Es bien conocido que en los servicios de salud estatales, parte del personal atiende con mala educación y desprecio a los pacientes, desde el personal de servicio y de enfermería para arriba. El personal médico se considera, muchas veces, que está por encima del bien y del mal. Es tiempo que se bajen de esa nube, son trabajadores y trabajadoras pagados con nuestros impuestos directos e indirectos y están obligados a tratar bien a las personas que demandan servicios nacionales.
Es cierto que existen en nuestro país casos aberrantes, en que niñas de 10 años han dado a luz a otros niños como producto de violaciones, en su mayoría cometidas por parientes cercanos. Para ello, debe existir un protocolo médico para proceder en estos casos, y atenderlos de la mejor manera, o es que médicos, médicas y demás personal no reciben instrucciones de cómo proceder en estas situaciones? Si ese fuera el caso, una persona mínimamente inteligente, con valores humanos, hubiera procedido en mejor forma.
¿Por qué no funcionaron en este caso las instituciones gubernamentales que velan por los derechos de las niñas y los niños?, ¿por qué si el médico sospechaba y aseguraba que era embarazo no lo comunicó a las autoridades correspondientes, a lo que estaba obligado? Aquí no funcionó la Ley de Protección Integral de la Niñez y la Adolescencia (LEPINA), ni la Convención de los Derechos del Niño, ni la Declaración Universal de los Derechos Humanos, ni la Constitución de la República de El Salvador.
La tragedia de Vanesa Irene me trae a la memoria las quejas que he escuchado de varias personas por el mal trato y la negligencia de algunos galenos en el Hospital Zacamil.
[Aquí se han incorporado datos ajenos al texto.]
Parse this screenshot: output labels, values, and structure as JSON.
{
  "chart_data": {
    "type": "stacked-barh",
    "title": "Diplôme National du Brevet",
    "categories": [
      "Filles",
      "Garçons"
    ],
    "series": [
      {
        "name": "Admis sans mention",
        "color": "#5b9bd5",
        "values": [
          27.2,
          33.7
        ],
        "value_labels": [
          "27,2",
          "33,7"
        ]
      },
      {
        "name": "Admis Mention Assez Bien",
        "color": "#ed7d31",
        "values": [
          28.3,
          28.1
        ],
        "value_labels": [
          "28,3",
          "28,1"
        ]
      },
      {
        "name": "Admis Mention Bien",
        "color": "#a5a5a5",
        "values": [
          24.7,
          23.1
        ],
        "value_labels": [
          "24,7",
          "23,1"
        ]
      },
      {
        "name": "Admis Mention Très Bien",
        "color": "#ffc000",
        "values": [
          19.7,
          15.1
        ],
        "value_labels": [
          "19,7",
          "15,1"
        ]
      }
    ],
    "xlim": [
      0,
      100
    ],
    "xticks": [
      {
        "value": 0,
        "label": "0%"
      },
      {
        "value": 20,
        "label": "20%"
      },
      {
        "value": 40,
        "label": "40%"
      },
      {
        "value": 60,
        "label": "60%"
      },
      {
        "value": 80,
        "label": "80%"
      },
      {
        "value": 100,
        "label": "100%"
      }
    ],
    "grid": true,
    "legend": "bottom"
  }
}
Personas que han llegado con fiebre, vómitos y otros malestares propios de un ataque de apendicitis han resultado en peritonitis por la pésima atención o por mal diagnóstico.
Las autoridades del Ministerio de Salud, Educación, Fiscalía, Procuraduría para la Defensa de los Derechos Humanos deben investigar el entorno sobre la muerte de Vanesa Irene y hacer los correctivos correspondientes: deducir responsabilidades y apartar a profesionales que representan un peligro para los y las pacientes que por desdicha tienen que acudir a centros de salud como el de San Julián. Vanesa Irene, hoy separada de este mundo del que a pesar de todo no quería dejar.